Dick Clark died a day after prostate surgery

The Empowered Patient is a regular feature from CNN Senior Medical News Correspondent Elizabeth Cohen that helps put you in the driver’s seat when it comes to health care.

Hollywood producer and television legend Dick Clark died of a heart attack a day after having prostate surgery, according to a death certificate obtained by CNN.

Clark died last Wednesday at St. John’s Health Center in Santa Monica, California. The day before his death, he had an operation to relieve “acute urinary retention,” an inability to urinate.

“It’s a very painful condition,” says Dr. Kevin McVary, professor of urology at Northwestern University’s Feinberg School of Medicine in Chicago.

The operation is “exceedingly safe” according to McVary, a spokesman with the American Urological Association.

“The mortality rate is less than one in 1,000. That’s very low risk,” he says.

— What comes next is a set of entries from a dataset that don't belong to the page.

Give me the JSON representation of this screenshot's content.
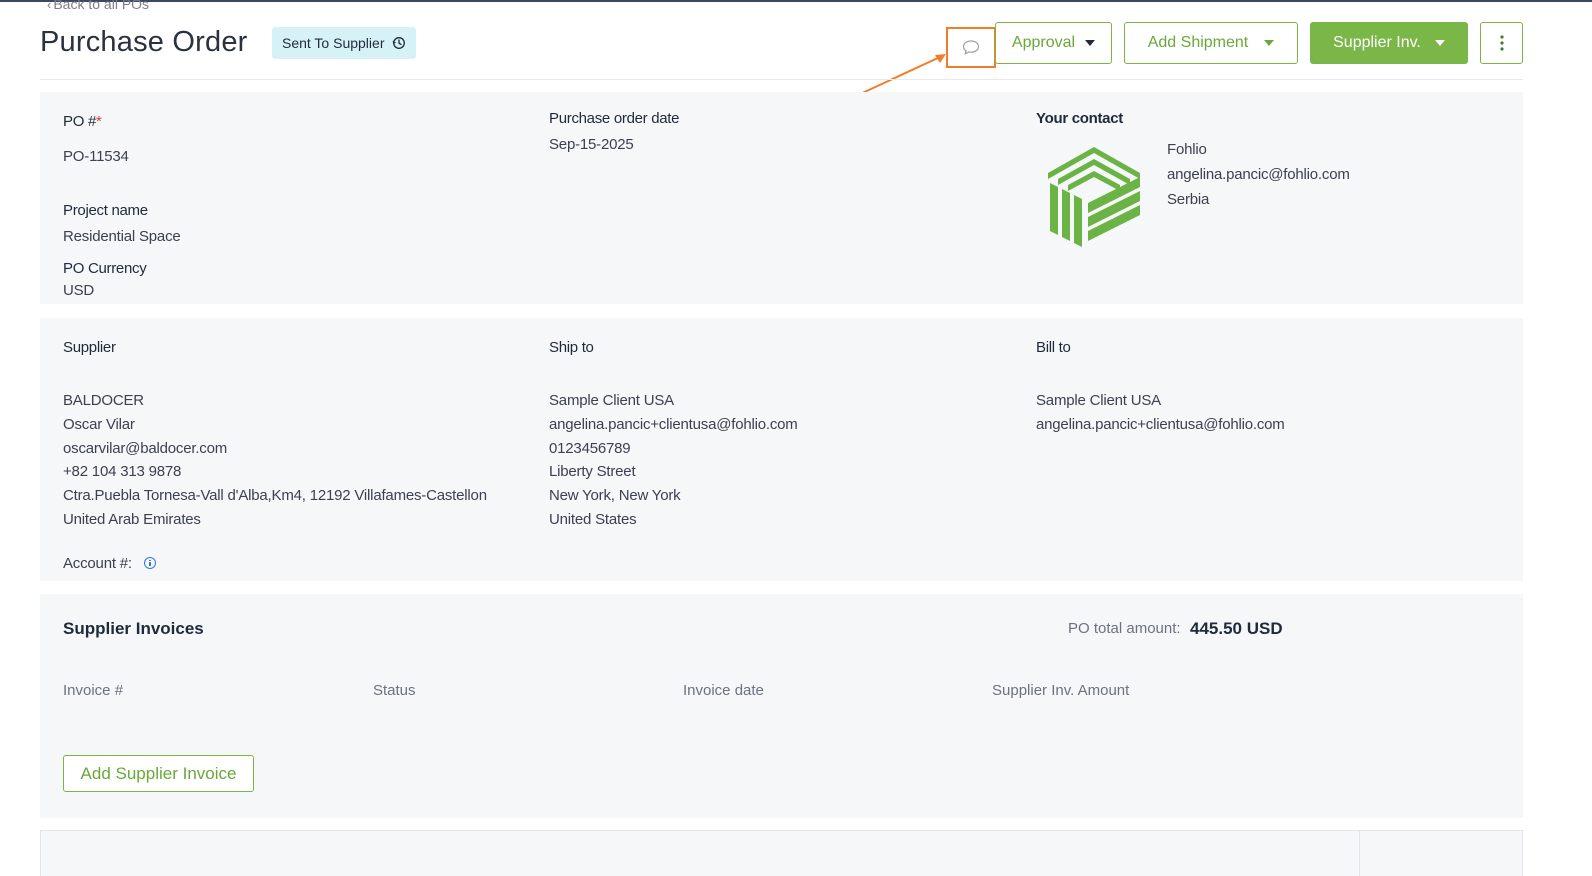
{
  "header": {
    "back_link": "Back to all POs",
    "title": "Purchase Order",
    "status": "Sent To Supplier",
    "buttons": {
      "approval": "Approval",
      "add_shipment": "Add Shipment",
      "supplier_inv": "Supplier Inv."
    }
  },
  "po_info": {
    "po_number_label": "PO #",
    "po_number_required": "*",
    "po_number": "PO-11534",
    "project_name_label": "Project name",
    "project_name": "Residential Space",
    "currency_label": "PO Currency",
    "currency": "USD",
    "date_label": "Purchase order date",
    "date": "Sep-15-2025",
    "contact_label": "Your contact",
    "contact": {
      "company": "Fohlio",
      "email": "angelina.pancic@fohlio.com",
      "country": "Serbia"
    }
  },
  "parties": {
    "supplier_label": "Supplier",
    "supplier_lines": [
      "BALDOCER",
      "Oscar Vilar",
      "oscarvilar@baldocer.com",
      "+82 104 313 9878",
      "Ctra.Puebla Tornesa-Vall d'Alba,Km4, 12192 Villafames-Castellon",
      "United Arab Emirates"
    ],
    "account_label": "Account #:",
    "ship_to_label": "Ship to",
    "ship_to_lines": [
      "Sample Client USA",
      "angelina.pancic+clientusa@fohlio.com",
      "0123456789",
      "Liberty Street",
      "New York, New York",
      "United States"
    ],
    "bill_to_label": "Bill to",
    "bill_to_lines": [
      "Sample Client USA",
      "angelina.pancic+clientusa@fohlio.com"
    ]
  },
  "invoices": {
    "title": "Supplier Invoices",
    "total_label": "PO total amount:",
    "total_value": "445.50 USD",
    "columns": [
      "Invoice #",
      "Status",
      "Invoice date",
      "Supplier Inv. Amount"
    ],
    "add_button": "Add Supplier Invoice"
  },
  "colors": {
    "accent_green": "#7ab648",
    "highlight_orange": "#f17c2b",
    "badge_bg": "#d6f2f6"
  }
}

The death certificate lists acute myocardial infarction and coronary artery disease as the causes of death. In December 2004, Clark suffered what was then described as “a mild stroke,” just months after announcing he had been diagnosed with Type 2 diabetes.

Patients with this kind of health history are usually screened by a doctor to test whether their heart is strong enough to withstand surgery, McVary says.

The surgery, known as transurethral resection of the prostate, is considered lower risk because it doesn’t involve an external incision. Instead, doctors insert a surgical tool through the tip of the penis and into the urethra, and then cut away prostate tissue to unblock the flow of urine.

It’s not known why Clark had a heart attack after this procedure. Surgery can be risky for cardiac patients. Anesthesia, for example, can be difficult on the heart, and so can blood pressure fluctuations that occur during surgery.

“Having surgery is a stressful event,” says Dr. Kenneth Rosenfield, an interventional cardiologist at Massachusetts General Hospital in Boston. “It might have been enough to tip him over.”